Palestinians: Violence and Terrorism in Region Caused by… Newt Gingrich? UPDATE: Gingrich Reaffirms Support for Palestinian Statehood

Call us crazy, but maybe–just maybe–at some point you’re only looking for an excuse.

From Reuters:

Palestinian leaders said on Saturday U.S. Republican presidential candidate Newt Gingrich had invited more conflict in the Middle East by calling the Palestinians an “invented” people who want to destroy Israel.

Saeb Erekat, a senior Palestinian official, described his comments in an interview as “despicable.” Hanan Ashrawi, another top official, said Gingrich’s “very racist comments” showed he was “incapable of holding public office.”

“This is the lowest point of thinking anyone can reach,” Erekat, a close advisor to Palestinian Authority President Mahmoud Abbas, told Reuters. Such comments served only to “increase the cycle of violence,” he added.

“What is the cause of violence, war in this region? Denial, denying people their religion, their existence, and now he is denying our existence,” said Erekat, for years a leading figure in peace talks aimed at the creation of a Palestinian state alongside Israel.

In an interview on Friday with the Jewish Channel, Gingrich predictably sided with Israel in its conflict with the Palestinians, who are seeking a state of their own on land occupied by Israel in a 1967 war.

But the former speaker of the U.S. House of Representatives departed from official U.S. policy that respects the Palestinians as a people deserving of their own state based on negotiations with Israel.

“Remember, there was no Palestine as a state. It was part of the Ottoman Empire” until the early 20th century, said Gingrich, who has risen to the top of Republican polls with voting to start early next year to pick a nominee to challenge Democratic President Barack Obama in the November 2012 election.

Read the rest of the story here.

UPDATE:

Republican presidential hopeful Newt Gingrich is reaffirming his support for a Palestinian state as part of negotiated peace agreement with Israel, a day after he was criticized for calling the Palestinians an “invented” people in a television interview.

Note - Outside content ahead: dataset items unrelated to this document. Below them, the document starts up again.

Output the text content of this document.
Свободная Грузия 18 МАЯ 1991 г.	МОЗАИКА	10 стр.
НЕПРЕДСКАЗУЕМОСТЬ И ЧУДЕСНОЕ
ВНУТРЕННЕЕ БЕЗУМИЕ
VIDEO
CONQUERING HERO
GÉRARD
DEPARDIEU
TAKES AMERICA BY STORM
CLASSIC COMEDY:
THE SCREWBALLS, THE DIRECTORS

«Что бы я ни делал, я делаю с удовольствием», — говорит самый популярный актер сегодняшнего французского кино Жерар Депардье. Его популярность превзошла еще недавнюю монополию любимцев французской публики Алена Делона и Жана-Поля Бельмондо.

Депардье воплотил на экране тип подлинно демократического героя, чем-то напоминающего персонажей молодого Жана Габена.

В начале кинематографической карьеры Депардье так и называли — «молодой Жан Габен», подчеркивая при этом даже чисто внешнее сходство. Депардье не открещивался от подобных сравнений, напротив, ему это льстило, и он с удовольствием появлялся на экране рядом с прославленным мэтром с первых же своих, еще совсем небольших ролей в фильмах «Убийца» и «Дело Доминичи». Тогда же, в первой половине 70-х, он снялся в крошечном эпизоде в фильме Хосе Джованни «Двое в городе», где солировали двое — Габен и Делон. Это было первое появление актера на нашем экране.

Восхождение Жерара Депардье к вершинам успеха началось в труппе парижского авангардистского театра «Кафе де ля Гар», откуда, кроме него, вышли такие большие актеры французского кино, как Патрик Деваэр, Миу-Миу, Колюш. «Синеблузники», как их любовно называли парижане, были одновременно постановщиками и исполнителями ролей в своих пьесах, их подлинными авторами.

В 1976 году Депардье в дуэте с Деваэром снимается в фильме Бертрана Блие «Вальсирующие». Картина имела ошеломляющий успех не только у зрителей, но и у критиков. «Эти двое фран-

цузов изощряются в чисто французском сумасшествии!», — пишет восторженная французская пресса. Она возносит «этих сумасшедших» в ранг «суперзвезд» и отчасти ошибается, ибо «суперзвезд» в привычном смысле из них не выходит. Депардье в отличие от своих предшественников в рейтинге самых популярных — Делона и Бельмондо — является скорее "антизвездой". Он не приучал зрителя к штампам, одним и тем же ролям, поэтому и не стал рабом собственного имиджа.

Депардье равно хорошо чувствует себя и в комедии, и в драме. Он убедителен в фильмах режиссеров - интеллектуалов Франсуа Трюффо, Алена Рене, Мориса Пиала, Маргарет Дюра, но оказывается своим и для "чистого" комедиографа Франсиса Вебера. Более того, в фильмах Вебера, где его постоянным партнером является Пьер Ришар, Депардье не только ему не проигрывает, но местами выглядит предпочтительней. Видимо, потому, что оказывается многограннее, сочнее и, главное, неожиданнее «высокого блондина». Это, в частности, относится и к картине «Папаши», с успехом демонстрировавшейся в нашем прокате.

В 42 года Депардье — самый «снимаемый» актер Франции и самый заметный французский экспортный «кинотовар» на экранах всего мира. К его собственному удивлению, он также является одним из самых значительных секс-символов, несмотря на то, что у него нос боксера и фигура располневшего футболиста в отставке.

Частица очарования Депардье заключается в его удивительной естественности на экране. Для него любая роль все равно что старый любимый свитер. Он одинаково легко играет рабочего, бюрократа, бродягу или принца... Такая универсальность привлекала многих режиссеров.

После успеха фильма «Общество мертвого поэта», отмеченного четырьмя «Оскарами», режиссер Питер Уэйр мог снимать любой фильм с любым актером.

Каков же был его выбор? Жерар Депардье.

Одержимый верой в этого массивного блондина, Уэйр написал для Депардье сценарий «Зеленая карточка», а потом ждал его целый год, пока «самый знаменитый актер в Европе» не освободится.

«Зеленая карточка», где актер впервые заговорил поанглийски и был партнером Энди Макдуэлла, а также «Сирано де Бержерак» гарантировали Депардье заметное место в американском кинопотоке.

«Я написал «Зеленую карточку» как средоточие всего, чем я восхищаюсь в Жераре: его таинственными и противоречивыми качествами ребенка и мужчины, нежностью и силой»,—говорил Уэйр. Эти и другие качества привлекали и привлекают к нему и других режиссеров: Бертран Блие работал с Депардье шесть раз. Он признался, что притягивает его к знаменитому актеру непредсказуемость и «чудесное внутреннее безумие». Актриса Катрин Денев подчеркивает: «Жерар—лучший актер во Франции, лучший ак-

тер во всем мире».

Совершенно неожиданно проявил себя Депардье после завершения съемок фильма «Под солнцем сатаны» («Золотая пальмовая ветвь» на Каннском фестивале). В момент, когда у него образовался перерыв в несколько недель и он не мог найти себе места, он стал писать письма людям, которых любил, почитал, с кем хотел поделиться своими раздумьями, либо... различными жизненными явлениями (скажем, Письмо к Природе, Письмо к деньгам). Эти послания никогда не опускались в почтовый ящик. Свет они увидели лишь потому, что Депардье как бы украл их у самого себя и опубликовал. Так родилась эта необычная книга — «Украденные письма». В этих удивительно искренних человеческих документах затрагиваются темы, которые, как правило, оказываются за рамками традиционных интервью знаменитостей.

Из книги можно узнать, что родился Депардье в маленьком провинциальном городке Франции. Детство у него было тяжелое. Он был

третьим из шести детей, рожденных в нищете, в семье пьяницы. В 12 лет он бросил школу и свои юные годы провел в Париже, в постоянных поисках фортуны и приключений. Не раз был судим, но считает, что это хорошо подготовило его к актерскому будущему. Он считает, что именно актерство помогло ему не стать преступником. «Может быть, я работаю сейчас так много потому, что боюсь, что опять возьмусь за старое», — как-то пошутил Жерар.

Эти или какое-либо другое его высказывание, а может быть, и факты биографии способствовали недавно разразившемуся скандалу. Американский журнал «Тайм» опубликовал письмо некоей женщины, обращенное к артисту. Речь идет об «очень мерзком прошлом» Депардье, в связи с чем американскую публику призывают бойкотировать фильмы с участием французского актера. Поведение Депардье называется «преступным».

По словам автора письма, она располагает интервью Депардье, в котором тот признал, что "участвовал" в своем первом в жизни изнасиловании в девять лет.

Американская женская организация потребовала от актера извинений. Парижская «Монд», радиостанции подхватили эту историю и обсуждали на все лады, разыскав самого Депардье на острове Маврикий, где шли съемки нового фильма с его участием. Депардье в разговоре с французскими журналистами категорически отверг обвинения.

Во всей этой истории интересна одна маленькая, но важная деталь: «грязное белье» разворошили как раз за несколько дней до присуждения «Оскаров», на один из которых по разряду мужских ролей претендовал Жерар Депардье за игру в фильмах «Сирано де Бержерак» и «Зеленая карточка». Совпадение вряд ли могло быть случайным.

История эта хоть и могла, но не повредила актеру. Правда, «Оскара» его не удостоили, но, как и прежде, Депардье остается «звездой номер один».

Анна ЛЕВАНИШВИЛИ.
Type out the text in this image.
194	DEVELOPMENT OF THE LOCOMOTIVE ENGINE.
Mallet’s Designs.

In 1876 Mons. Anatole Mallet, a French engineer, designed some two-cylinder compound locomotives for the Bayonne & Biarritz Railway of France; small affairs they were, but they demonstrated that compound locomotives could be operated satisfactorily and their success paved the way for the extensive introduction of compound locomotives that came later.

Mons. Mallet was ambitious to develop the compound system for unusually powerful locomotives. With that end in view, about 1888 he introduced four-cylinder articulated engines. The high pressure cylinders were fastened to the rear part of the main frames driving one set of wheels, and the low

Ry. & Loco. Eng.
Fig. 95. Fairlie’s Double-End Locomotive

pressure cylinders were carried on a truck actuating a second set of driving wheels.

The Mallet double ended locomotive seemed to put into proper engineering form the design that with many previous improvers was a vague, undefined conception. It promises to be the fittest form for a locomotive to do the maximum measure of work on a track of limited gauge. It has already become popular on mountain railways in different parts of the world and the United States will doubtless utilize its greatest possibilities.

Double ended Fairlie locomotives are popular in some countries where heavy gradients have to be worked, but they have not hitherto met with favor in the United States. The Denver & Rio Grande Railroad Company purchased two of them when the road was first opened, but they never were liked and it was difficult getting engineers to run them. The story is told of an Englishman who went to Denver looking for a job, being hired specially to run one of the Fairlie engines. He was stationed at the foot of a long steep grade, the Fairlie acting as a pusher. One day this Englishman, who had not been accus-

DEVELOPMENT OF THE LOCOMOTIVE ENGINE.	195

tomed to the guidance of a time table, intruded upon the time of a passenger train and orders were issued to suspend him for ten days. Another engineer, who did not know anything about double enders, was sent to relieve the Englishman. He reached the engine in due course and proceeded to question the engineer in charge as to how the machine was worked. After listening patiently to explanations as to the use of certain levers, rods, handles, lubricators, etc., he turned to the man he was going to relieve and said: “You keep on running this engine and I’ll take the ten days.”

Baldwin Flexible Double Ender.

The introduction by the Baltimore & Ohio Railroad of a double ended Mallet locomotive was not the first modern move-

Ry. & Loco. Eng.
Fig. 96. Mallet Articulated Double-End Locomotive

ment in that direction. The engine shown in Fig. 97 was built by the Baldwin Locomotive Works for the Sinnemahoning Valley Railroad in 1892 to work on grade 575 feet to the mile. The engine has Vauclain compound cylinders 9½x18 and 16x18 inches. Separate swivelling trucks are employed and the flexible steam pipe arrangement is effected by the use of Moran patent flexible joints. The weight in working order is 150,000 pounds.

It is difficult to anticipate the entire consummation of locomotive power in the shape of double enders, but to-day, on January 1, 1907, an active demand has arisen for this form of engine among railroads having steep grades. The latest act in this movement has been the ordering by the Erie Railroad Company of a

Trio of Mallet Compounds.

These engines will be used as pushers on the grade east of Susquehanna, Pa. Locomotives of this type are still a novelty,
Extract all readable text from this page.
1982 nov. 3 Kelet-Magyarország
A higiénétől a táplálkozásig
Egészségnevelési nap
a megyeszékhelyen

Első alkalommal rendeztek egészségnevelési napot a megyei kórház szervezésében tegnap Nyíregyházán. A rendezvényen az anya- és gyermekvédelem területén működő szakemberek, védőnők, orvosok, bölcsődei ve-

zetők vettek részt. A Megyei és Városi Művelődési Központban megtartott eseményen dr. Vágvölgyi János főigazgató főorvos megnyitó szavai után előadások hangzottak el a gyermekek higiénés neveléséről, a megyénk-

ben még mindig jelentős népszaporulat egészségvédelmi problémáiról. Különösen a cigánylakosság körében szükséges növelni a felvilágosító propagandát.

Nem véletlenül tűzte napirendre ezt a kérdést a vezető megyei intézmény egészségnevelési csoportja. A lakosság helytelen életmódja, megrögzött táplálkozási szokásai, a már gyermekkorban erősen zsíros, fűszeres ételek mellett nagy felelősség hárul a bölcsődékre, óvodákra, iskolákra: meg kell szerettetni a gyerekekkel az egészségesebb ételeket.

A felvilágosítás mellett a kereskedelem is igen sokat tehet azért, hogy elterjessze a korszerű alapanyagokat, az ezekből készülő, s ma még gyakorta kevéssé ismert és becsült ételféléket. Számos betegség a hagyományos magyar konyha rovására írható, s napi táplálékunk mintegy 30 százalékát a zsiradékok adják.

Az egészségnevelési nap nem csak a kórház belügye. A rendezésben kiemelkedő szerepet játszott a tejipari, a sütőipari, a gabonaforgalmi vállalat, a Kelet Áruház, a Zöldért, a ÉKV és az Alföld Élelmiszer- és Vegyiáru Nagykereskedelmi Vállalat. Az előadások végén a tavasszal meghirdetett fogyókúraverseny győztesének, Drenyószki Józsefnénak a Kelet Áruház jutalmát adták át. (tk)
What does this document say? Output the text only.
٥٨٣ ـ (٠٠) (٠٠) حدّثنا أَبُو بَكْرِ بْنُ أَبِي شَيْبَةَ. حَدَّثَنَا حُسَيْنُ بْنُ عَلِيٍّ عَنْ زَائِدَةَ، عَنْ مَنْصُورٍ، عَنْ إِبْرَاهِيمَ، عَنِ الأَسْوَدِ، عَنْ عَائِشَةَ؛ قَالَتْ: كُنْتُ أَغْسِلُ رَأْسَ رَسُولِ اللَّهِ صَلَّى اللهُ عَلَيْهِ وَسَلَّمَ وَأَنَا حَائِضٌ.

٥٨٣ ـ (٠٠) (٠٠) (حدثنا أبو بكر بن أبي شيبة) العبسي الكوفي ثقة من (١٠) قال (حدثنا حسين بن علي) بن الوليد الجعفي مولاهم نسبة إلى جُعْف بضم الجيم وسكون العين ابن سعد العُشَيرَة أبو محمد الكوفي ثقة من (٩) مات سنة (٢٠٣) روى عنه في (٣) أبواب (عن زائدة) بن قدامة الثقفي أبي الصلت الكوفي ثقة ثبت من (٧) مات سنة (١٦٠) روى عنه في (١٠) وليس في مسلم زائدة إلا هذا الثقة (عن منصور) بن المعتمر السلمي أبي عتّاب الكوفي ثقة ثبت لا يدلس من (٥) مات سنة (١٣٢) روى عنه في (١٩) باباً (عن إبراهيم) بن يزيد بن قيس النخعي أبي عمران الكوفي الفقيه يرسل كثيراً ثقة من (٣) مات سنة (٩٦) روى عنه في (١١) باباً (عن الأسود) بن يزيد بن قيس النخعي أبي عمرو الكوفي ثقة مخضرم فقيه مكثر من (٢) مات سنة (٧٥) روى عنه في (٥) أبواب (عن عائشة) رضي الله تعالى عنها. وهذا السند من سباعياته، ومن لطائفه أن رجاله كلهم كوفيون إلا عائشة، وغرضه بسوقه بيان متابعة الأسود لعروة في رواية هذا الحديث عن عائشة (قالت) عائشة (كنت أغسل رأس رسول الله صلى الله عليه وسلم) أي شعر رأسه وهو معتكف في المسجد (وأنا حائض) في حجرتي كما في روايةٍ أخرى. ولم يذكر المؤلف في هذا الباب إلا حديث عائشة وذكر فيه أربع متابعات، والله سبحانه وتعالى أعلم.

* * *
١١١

Gingrich has said in the past he is open to supporting Palestinian statehood, as have U.S. presidents from different political parties.

Hours before the first debate in Iowa since surging to the front of the Republican field, Gingrich released a statement saying he supports a negotiated peace agreement between Israel and the Palestinians, including a Palestinian state.

But in the statement Gingrich spokesman R.C. Hammond said that “to understand what is being proposed and negotiated you have to understand decades of complex history – which is exactly what Gingrich was referencing.”